A segunda metade é institucional. Gabeira descreve o projeto de uma política verde no Brasil, os quatro mandatos, as CPIs — inclusive o trabalho como sub-relator na CPI das Sanguessugas — e as campanhas de 2008 e 2010 no Rio. O rompimento com o PT e a percepção interna do mensalão entram como capítulos de aprendizado, não como acerto de contas eleitoral. O livro transforma a atividade parlamentar em matéria para entender democracia, liberdade e poder, no mesmo tom de indagação que o título anuncia.
Para quem vale a leitura
A memória serve a quem quer a biografia política completa sem passar por dez volumes. Serve a leitores de jornalismo político que desconfiam tanto da hagiografia de esquerda quanto do libelo de direita. E serve a quem chegou a Gabeira pela GloboNews e precisa do mapa anterior: como o comentarista de agora foi o guerrilheiro, o verde e o deputado mais votado do Rio em 2006.
O texto é curto — cerca de 200 páginas — e corre na primeira pessoa, com a clareza que o autor cultiva desde o primeiro livro. Não há jargão de gabinete. Há cenas, nomes, derrotas e a insistência em não transformar a própria vida em destino. Quem busca um manual de como “fazer política no Brasil” não o encontrará; quem busca um testemunho de alguém que tentou vários caminhos e mediu o preço de cada um, sim.
- Percurso de cinco décadas, da infância em Juiz de Fora ao fim dos mandatos
- Releitura do sequestro de Elbrick e do exílio com distância crítica
- Bastidores do Partido Verde, da Câmara e das campanhas do Rio
- Publicado pela Companhia das Letras em 2012, em português
- Ponte natural entre o clássico de 1979 e o caderno de 2017
O lugar do livro na obra
Entre o Jabuti de 1980 e Democracia tropical, este volume é o eixo. Organiza a biografia para o leitor que não acompanhou cada eleição.

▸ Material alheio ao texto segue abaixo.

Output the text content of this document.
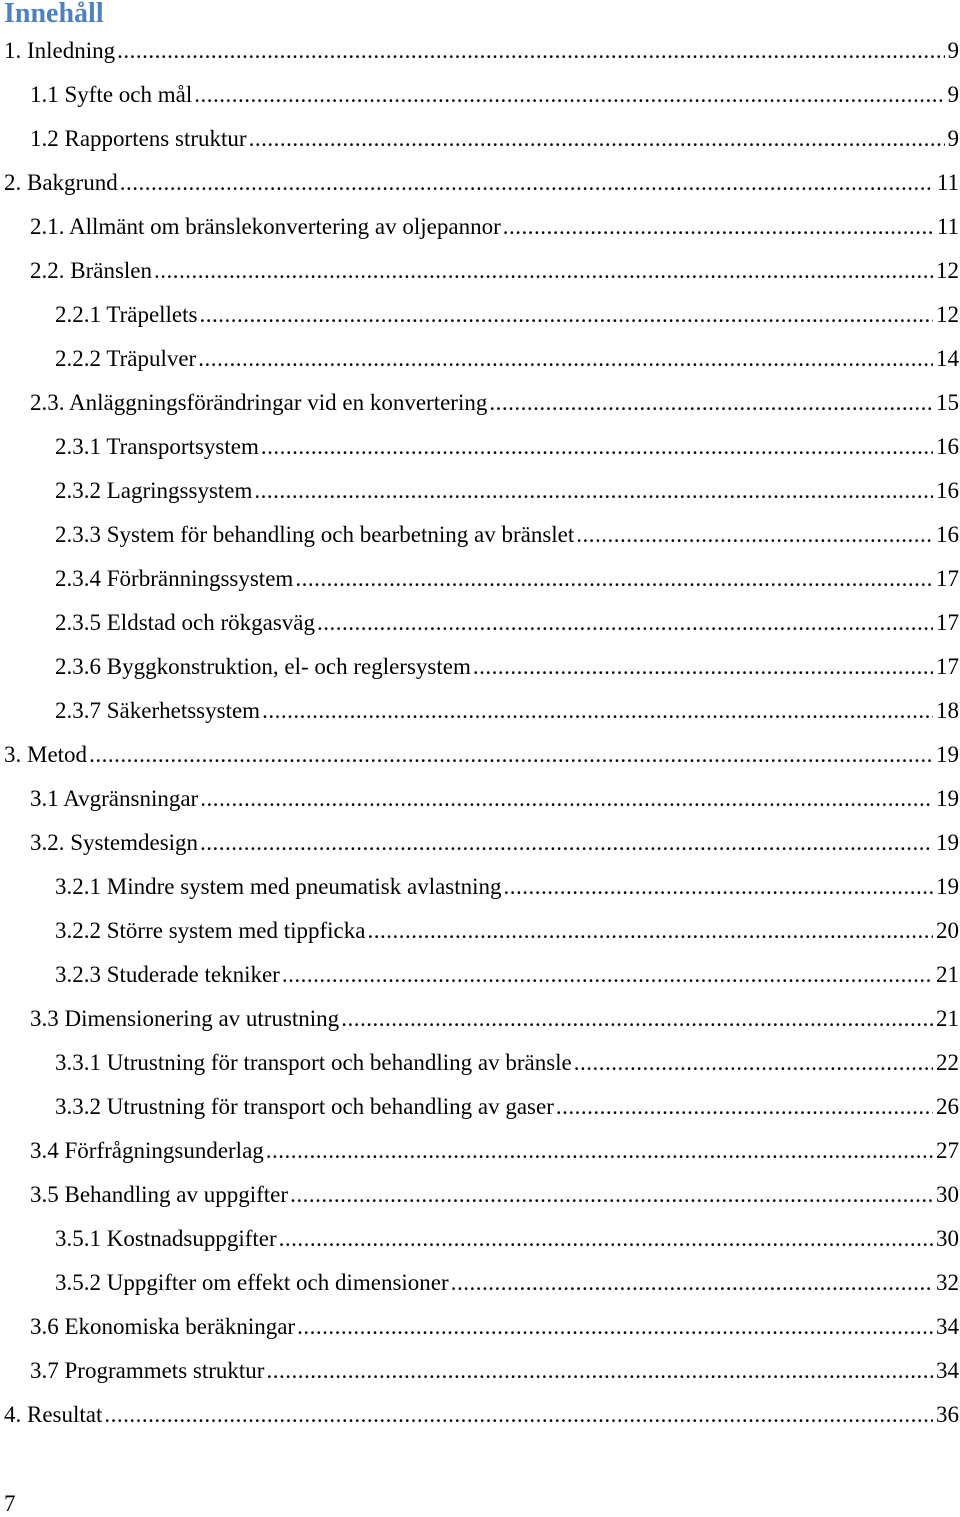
Innehåll
1. Inledning .....	9
1.1 Syfte och mål .....	9
1.2 Rapportens struktur .....	9
2. Bakgrund .....	11
2.1. Allmänt om bränslekonvertering av oljepannor .....	11
2.2. Bränslen .....	12
2.2.1 Träpellets .....	12
2.2.2 Träpulver .....	14
2.3. Anläggningsförändringar vid en konvertering .....	15
2.3.1 Transportsystem .....	16
2.3.2 Lagringssystem .....	16
2.3.3 System för behandling och bearbetning av bränslet .....	16
2.3.4 Förbränningssystem .....	17
2.3.5 Eldstad och rökgasväg .....	17
2.3.6 Byggkonstruktion, el- och reglersystem .....	17
2.3.7 Säkerhetssystem .....	18
3. Metod .....	19
3.1 Avgränsningar .....	19
3.2. Systemdesign .....	19
3.2.1 Mindre system med pneumatisk avlastning .....	19
3.2.2 Större system med tippficka .....	20
3.2.3 Studerade tekniker .....	21
3.3 Dimensionering av utrustning .....	21
3.3.1 Utrustning för transport och behandling av bränsle .....	22
3.3.2 Utrustning för transport och behandling av gaser .....	26
3.4 Förfrågningsunderlag .....	27
3.5 Behandling av uppgifter .....	30
3.5.1 Kostnadsuppgifter .....	30
3.5.2 Uppgifter om effekt och dimensioner .....	32
3.6 Ekonomiska beräkningar .....	34
3.7 Programmets struktur .....	34
4. Resultat .....	36
7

Mostra por que Gabeira saiu da luta armada rumo à ecologia e por que a ecologia, sozinha, não bastou quando o Congresso revelou seu modo de funcionar. A pergunta do título — onde está tudo aquilo agora? — não é nostalgia. É inventário: o que restou da revolução, do verde, do mandato, da cidade que ele quase governou.
Quem lê em sequência percebe o método. O primeiro livro pergunta o que foi a militância. Este pergunta o que a vida inteira fez com aquela militância. O caderno de 2017 pergunta o que a democracia fez com as instituições que vieram depois. Nenhum dos três oferece consolo. Os três oferecem um narrador que prefere a dúvida sustentada à frase de encerramento.
Limites
O livro para em 2012. Não cobre a consolidação na GloboNews nem o impeachment de 2016, temas de Democracia tropical. Também não é reportagem investigativa sobre terceiros: o centro é a experiência do autor. Como memória política, vale pelo ponto de vista e pela honestidade sobre derrotas. Como história do Brasil, precisa de companhia.